I have the question :A small blood vessel of radius 2mm branches off at an angle(theta) from a larger blood vessel of radius 4mm. According to Poiseuille's Law the total resistance to the blood flow is proportional to T=(a-bcot(theta)/4^4)+(bcsc(theta)/2^4) Show that the total resistance is minimized when cos(theta)=(1/16).
I think i need to find the derivative, which should be (bcsc^2(theta)/4^4)-(bcsc(theta)cot(theta)/2^4).
I have no clue if that is even correct, or what to do to solve this problem.
T=(a-bcot(theta)/4^4)+(bcsc(theta)/2^4)
dT/dtheta =b times
-1 (-csc^2)/4^4
+1 (-csc ctn )/2^4
set the derivative to zero for max or min
csc^2/2^8 = csc ctn /2^4
csc /ctn = 2^8/2^4 = 16
1/sin / cos/sin = 16
1/cos = 16
cos = 1/16
patience, patience, you had it :)
I am so appreciative of your help, but what happened to the b?
b is a constant so
when
0 = b * (something - b * (something else)
b cancels
To find the value of θ that minimizes the total resistance, we can take the derivative of the resistance formula with respect to θ and set it equal to zero.
First, let's recall the derivatives of some trigonometric functions:
d/dθ (cotθ) = -csc^2θ
d/dθ (cscθ) = -cscθcotθ
Now, let's find the derivative of the resistance formula:
d/dθ (T) = d/dθ [(a - b·cotθ)/4^4 + (b·cscθ)/2^4]
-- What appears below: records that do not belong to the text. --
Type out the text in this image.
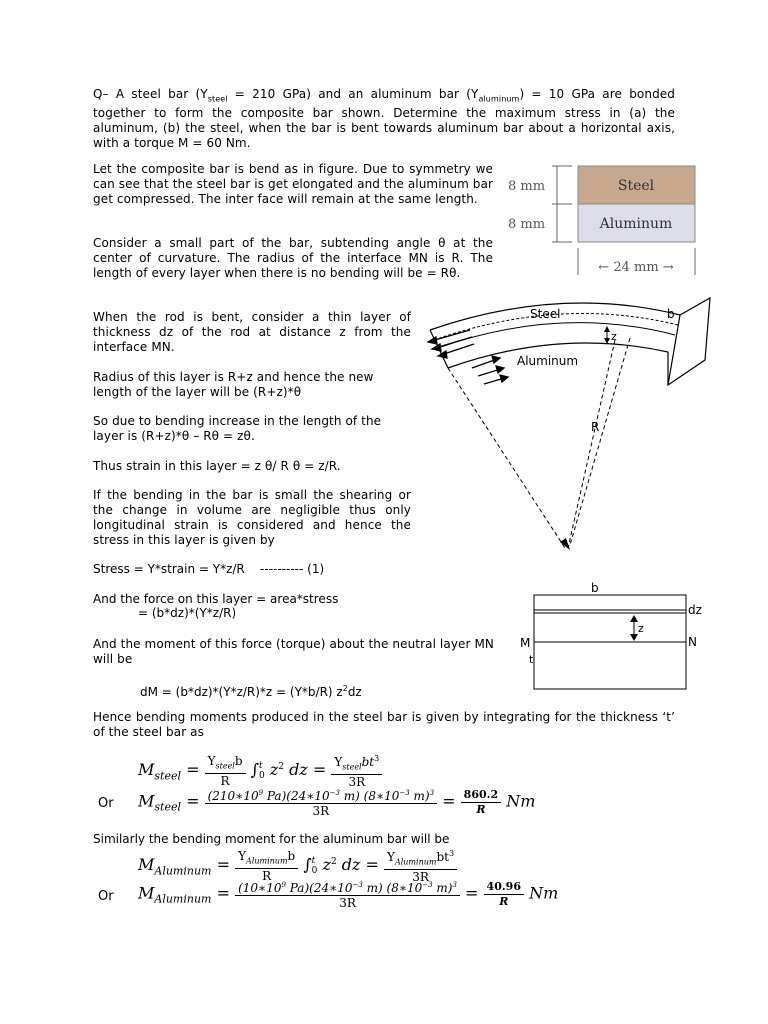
Q– A steel bar ($Y_{steel} = 210$ GPa) and an aluminum bar $(Y_{aluminum}) = 10$ GPa are bonded together to form the composite bar shown. Determine the maximum stress in (a) the aluminum, (b) the steel, when the bar is bent towards aluminum bar about a horizontal axis, with a torque M = 60 Nm.
Let the composite bar is bend as in figure. Due to symmetry we can see that the steel bar is get elongated and the aluminum bar get compressed. The inter face will remain at the same length.
Consider a small part of the bar, subtending angle θ at the center of curvature. The radius of the interface MN is R. The length of every layer when there is no bending will be = Rθ.
When the rod is bent, consider a thin layer of thickness dz of the rod at distance z from the interface MN.
Radius of this layer is R+z and hence the new length of the layer will be (R+z)*θ
So due to bending increase in the length of the layer is (R+z)*θ – Rθ = zθ.
Thus strain in this layer = z θ/ R θ = z/R.
If the bending in the bar is small the shearing or the change in volume are negligible thus only longitudinal strain is considered and hence the stress in this layer is given by
Stress = Y*strain = Y*z/R    ---------- (1)
And the force on this layer = area*stress
= (b*dz)*(Y*z/R)
And the moment of this force (torque) about the neutral layer MN will be
dM = (b*dz)*(Y*z/R)*z = (Y*b/R) $z^2dz$
Hence bending moments produced in the steel bar is given by integrating for the thickness ‘t’ of the steel bar as
$M_{steel} = \frac{Y_{steel}b}{R}$ ∫ t
0 $z^2$ dz = $\frac{Y_{steel}bt^3}{3R}$
Or $M_{steel} = \frac{(210∗10^9 Pa)(24∗10^{-3} m) (8∗10^{-3} m)^3}{3R} = \frac{860.2}{R}$ Nm
Similarly the bending moment for the aluminum bar will be
$M_{Aluminum} = \frac{Y_{Aluminum}b}{R}$ ∫ t
0 $z^2$ dz = $\frac{Y_{Aluminum}bt^3}{3R}$
Or $M_{Aluminum} = \frac{(10∗10^9 Pa)(24∗10^{-3} m) (8∗10^{-3} m)^3}{3R} = \frac{40.96}{R}$ Nm
Steel
Aluminum
8 mm
8 mm
← 24 mm →
Steel
Aluminum
b
z
R
b
dz
z
M	N
t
Using the chain rule, we can differentiate each term separately:
d/dθ [(a - b·cotθ)/4^4] = -b/4^4 · d/dθ (cotθ) = -b/4^4 · (-csc^2θ) = b·csc^2θ/4^4
d/dθ [(b·cscθ)/2^4] = b/2^4 · d/dθ (cscθ) = b/2^4 · (-cscθ·cotθ) = -b·cscθcotθ/2^4
Combining both derivatives, we get:
d/dθ (T) = b·csc^2θ/4^4 - b·cscθcotθ/2^4
Now, we set this derivative equal to zero to find the critical points:
b·csc^2θ/4^4 - b·cscθcotθ/2^4 = 0
Divide both sides by b to simplify the equation:
csc^2θ/4^4 - cscθcotθ/2^4 = 0
Now, we can multiply through by 2^4 to get rid of the denominators:
16·csc^2θ - 4·cscθcotθ = 0
Divide through by 4 to further simplify:
4·csc^2θ - cscθcotθ = 0
Now, substitute the identity cscθ = 1/sinθ and simplify:
4/sin^2θ - 1/sinθ·cotθ = 0
Multiply through by sin^2θ to eliminate the denominators:
4 - sinθ·cotθ = 0
Rearrange the equation by multiplying through by sinθ:
4sinθ - sinθ·cotθ·sinθ = 0
Using the identity cotθ = cosθ/sinθ:
4sinθ - sinθ·cosθ/sinθ·sinθ = 0
Simplify:
4sinθ - cosθ/sinθ = 0
Multiply through by sinθ to eliminate the denominators:
4sin^2θ - cosθ = 0
Using the identity sin^2θ + cos^2θ = 1:
4(1 - cos^2θ) - cosθ = 0
Simplify:
4 - 4cos^2θ - cosθ = 0
Rearrange the equation:
4cos^2θ + cosθ - 4 = 0
Now, we have a quadratic equation in terms of cosθ. We can solve for cosθ using the quadratic formula:
cosθ = (-1 ± √(1^2 - 4·4·(-4))) / (2·4)
cosθ = (-1 ± √(1 + 64)) / 8
cosθ = (-1 ± √65) / 8
Now, to find the value of θ that minimizes the total resistance, we need to determine which of the two solutions for cosθ satisfies the given constraints.
Since the radius of the small blood vessel is 2mm and the radius of the large blood vessel is 4mm, we can infer that θ must be an acute angle (θ < π/2).
Therefore, we choose the positive solution for cosθ:
cosθ = (1 - √65) / 8
Hence, cosθ = 1/16 minimizes the total resistance to blood flow according to Poiseuille's Law.